Als Firmenwagen oder Geschäftsfahrzeug wird ein Kraftfahrzeug bezeichnet, das Ihrem Betrieb dauerhaft dient. In diesem Falle ist es logisch, den Wagen dann als Betriebsausgabe steuerlich geltend zu machen. Der Fiskus hat hier jedoch Hürden errichtet: Es kommt auf die tatsächliche Nutzung des Fahrzeugs an. Betrieblich und/oder privat? Und in welchem Umfang?

 

Die private Nutzung oder Mitbenutzung von Fahrzeugen eines Unternehmens unterliegt der Einkommensbesteuerung.

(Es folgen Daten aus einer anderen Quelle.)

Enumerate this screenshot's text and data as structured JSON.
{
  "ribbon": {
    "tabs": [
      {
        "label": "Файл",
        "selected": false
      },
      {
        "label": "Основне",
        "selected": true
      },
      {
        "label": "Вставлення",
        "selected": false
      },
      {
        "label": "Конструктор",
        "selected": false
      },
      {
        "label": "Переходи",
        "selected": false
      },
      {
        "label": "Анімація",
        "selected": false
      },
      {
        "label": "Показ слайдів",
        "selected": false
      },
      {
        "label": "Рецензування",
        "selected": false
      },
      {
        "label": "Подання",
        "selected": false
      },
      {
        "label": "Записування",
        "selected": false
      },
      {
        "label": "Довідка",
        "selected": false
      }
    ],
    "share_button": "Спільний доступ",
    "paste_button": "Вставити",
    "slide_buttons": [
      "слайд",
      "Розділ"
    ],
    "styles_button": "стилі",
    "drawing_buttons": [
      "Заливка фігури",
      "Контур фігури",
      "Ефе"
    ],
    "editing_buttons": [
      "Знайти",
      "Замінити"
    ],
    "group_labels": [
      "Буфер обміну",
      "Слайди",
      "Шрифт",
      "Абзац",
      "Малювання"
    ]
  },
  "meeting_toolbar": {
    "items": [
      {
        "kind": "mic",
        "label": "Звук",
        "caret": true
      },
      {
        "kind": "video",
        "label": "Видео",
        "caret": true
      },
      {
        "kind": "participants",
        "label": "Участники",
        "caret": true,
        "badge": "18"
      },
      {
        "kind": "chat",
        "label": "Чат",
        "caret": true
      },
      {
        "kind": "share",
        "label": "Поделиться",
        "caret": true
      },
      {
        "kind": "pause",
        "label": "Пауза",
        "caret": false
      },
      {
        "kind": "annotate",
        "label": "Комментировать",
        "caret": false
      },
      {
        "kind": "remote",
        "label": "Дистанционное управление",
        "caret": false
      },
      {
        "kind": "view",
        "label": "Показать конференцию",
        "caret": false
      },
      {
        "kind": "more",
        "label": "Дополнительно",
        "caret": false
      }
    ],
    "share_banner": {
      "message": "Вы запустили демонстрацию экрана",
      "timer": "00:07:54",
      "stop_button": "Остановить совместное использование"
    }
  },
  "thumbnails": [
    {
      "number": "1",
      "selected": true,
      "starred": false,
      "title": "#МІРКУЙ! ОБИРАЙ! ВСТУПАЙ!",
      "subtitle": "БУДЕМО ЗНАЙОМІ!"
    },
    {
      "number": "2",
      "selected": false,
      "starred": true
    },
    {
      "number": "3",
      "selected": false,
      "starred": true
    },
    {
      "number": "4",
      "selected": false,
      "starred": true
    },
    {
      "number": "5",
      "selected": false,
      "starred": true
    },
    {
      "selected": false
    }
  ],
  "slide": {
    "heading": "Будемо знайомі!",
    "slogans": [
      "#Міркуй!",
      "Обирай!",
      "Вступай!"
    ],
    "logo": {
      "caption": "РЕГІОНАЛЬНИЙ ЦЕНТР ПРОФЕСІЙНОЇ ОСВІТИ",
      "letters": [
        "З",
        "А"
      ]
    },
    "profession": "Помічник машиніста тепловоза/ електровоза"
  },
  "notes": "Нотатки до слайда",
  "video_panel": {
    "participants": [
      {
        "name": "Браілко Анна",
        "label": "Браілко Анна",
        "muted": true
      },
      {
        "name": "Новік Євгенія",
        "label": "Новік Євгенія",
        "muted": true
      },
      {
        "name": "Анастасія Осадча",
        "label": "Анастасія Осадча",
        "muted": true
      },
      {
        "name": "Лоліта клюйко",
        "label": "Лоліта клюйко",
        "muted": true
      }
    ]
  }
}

Sie können verdiente Mitarbeiter enger an Ihren betrieb binden, indem Sie ihm ein Firmenfahrzeug zur Verfügung stellen, das er auch privat nutzen darf. Die private Nutzung muss allerdings versteuert werden. Diesen „geldwerten Vorteil“ aus der privaten Nutzung müssen Sie auch als Selbständiger versteuern.

Bei der Versteuerung können Sie zwischen der Pauschalmethode ( 1%-Regelung) und der Fahrtenbuchmethode wählen. In den meisten Betrieben werden die Firmenwegen nach der 1%-Regelung besteuert. Das muss aber nicht immer vorteilhaft sein. Sie haben die Möglichkeit, die für Sie günstigere Variante in der Versteuerung neu zu wählen.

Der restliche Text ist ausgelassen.